Reputation: 11
I have two RDDs, say A and B, of the type RDD[Array[Int]]
and want to compute the set difference A - B and B - A. I tried the following code
val R1 = A.subtract(B)
val R2 = B.subtract(A)
but it does not return the correct answer. In a previous answer, it is mentioned that "Performing set operations like subtract with mutable types (Array in this example) is usually unsupported, or at least not recommended." So I have to change the code to
val A1 = A.map(_.to[ArrayBuffer]).persist()

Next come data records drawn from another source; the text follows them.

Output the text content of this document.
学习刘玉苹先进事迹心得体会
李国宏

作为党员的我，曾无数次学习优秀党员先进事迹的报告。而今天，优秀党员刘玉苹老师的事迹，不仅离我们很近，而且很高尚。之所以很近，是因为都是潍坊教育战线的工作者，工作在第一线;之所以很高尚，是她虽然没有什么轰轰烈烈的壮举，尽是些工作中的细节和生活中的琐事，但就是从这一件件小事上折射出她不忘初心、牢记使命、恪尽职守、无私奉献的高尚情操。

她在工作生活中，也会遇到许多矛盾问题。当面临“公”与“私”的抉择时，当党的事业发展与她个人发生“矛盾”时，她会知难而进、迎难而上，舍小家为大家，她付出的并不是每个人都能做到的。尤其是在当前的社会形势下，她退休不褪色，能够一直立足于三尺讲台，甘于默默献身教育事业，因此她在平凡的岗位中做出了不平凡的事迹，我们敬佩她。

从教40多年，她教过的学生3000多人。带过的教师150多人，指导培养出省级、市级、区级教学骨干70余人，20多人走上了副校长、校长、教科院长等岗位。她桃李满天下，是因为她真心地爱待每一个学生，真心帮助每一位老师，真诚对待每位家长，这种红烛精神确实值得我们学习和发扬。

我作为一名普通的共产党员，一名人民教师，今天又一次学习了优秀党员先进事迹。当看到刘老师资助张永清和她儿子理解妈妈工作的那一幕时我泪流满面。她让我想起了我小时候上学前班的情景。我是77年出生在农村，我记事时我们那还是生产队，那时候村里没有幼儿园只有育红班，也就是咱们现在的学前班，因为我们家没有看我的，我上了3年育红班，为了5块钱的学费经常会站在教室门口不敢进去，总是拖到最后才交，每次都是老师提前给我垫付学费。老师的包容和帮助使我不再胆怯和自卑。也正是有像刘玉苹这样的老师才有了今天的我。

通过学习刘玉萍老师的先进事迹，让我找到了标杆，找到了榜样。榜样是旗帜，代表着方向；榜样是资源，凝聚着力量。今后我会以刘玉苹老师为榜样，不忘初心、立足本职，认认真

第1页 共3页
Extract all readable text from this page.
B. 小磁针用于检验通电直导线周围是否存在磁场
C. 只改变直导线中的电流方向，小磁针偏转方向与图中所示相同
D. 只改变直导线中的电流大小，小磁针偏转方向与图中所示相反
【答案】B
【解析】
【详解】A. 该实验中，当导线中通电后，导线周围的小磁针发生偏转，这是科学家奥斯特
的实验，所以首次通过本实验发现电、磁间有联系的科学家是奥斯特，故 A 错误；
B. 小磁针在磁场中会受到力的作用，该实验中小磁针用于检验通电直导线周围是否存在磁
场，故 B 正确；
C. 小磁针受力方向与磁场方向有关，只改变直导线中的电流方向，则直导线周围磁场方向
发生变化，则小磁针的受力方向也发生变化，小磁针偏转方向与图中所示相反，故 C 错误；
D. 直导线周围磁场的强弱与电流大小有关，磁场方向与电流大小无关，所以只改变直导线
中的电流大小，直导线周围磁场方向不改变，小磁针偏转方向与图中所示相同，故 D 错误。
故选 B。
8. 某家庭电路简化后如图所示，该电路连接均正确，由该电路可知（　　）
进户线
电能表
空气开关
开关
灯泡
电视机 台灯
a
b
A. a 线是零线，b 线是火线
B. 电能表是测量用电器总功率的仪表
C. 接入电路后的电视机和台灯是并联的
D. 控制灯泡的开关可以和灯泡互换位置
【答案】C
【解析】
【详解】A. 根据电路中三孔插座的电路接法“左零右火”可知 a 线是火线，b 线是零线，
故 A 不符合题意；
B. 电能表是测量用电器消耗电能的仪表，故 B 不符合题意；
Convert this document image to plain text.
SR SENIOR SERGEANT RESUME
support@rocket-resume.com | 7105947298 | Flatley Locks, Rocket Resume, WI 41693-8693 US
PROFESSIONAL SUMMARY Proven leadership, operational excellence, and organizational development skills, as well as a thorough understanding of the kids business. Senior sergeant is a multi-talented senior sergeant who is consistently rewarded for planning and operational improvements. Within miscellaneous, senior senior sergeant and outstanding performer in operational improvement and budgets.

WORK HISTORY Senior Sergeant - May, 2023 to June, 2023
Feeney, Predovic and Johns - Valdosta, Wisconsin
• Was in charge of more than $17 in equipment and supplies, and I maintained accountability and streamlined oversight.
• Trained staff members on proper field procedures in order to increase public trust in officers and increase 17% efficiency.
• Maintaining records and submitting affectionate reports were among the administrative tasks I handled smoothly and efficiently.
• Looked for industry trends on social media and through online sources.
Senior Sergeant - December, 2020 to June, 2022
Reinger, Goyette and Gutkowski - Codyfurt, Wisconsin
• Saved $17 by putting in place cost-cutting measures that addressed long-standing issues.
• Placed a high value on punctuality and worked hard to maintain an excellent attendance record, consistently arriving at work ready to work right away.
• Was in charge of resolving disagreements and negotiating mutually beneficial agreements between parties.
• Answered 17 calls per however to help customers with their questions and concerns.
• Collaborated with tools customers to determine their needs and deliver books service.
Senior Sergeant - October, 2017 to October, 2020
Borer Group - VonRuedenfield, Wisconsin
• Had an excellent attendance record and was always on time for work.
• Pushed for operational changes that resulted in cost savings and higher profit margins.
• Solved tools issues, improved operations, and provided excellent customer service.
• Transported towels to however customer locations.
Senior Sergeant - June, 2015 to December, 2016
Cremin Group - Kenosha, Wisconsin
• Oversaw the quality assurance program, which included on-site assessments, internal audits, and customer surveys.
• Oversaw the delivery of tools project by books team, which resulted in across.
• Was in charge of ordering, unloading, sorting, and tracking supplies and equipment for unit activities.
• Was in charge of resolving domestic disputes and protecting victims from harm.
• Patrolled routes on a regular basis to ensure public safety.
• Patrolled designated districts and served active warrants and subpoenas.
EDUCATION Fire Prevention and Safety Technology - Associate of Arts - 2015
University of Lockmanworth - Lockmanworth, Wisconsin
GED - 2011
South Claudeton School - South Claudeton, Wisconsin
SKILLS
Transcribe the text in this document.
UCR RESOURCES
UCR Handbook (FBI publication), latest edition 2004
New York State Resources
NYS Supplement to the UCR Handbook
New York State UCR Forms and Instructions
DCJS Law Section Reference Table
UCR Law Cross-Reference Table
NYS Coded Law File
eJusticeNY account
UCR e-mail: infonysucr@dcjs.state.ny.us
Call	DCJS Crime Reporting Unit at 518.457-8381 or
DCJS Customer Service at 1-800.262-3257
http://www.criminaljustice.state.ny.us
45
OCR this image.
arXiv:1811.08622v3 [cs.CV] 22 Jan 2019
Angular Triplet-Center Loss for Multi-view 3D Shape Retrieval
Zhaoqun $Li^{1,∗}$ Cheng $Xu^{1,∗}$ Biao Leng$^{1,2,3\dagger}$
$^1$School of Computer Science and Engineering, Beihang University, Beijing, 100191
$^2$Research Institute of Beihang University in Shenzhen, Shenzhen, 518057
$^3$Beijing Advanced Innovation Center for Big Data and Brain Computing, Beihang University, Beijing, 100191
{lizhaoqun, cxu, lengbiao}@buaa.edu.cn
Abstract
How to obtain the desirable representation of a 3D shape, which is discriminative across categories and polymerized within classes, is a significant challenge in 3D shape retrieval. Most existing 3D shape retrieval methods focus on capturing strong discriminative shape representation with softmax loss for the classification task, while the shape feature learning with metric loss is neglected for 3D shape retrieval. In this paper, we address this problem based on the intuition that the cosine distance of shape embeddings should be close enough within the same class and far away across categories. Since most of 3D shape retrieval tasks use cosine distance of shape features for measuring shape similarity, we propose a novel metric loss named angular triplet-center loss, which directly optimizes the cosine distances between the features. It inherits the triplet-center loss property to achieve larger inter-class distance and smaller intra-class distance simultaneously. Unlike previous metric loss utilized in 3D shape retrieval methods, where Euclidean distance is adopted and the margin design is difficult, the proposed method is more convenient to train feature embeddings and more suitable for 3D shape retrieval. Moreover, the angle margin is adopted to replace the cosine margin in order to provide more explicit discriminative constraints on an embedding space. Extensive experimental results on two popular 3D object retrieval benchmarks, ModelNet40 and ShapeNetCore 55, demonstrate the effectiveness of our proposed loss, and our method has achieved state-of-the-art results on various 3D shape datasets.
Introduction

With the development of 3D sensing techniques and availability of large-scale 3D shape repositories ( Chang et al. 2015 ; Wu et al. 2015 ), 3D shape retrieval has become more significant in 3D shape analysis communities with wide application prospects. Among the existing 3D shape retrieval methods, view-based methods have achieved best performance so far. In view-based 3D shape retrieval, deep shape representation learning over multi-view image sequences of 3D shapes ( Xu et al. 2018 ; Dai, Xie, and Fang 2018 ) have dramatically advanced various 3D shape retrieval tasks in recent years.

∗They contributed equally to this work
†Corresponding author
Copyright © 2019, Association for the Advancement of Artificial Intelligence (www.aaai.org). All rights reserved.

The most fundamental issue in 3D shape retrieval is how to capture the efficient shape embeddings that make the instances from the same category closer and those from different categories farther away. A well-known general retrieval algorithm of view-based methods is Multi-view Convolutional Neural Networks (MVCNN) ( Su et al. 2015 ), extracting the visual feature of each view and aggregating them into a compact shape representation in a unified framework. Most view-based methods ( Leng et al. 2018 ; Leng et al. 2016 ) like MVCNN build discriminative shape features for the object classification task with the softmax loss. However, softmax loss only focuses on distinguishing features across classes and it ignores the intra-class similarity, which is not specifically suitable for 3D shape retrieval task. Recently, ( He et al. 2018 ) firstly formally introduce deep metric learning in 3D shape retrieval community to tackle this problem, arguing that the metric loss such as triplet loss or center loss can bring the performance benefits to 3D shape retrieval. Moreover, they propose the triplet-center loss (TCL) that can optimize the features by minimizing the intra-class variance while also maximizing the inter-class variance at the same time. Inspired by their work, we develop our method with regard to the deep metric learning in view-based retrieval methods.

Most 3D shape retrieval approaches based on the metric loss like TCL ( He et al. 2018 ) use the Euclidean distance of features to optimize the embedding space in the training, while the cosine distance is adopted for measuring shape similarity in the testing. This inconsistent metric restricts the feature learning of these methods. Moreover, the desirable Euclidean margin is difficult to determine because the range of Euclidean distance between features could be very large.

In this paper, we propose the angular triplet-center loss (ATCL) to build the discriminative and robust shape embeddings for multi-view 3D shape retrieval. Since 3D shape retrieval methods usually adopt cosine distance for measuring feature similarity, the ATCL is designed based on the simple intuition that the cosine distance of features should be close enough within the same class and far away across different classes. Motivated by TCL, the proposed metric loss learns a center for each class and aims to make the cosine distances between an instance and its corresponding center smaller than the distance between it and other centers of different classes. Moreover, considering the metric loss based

val B1 = B.map(_.to[ArrayBuffer]).persist()
val R1 = A1.subtract(B1)
val R2 = B1.subtract(A1)
Now it returns the correct answer. I want to know if there is any more efficient way to do this.
Upvotes: 0
Views: 121
Reputation: 4017
The linked answer is misleading. The problem is not mutability. Arraybuffer
which solved the problem is mutable as well.
subtract
internally compares elements using equals
and equals
method of java arrays is broken (it just defaults to reference equality).
A1.map(_.toSeq).subtract(A2.map(_.toSeq))
will work.
.toSeq
wraps java arrays into scala's WrappedArray
which has less surprising implementation of equality.
Upvotes: 1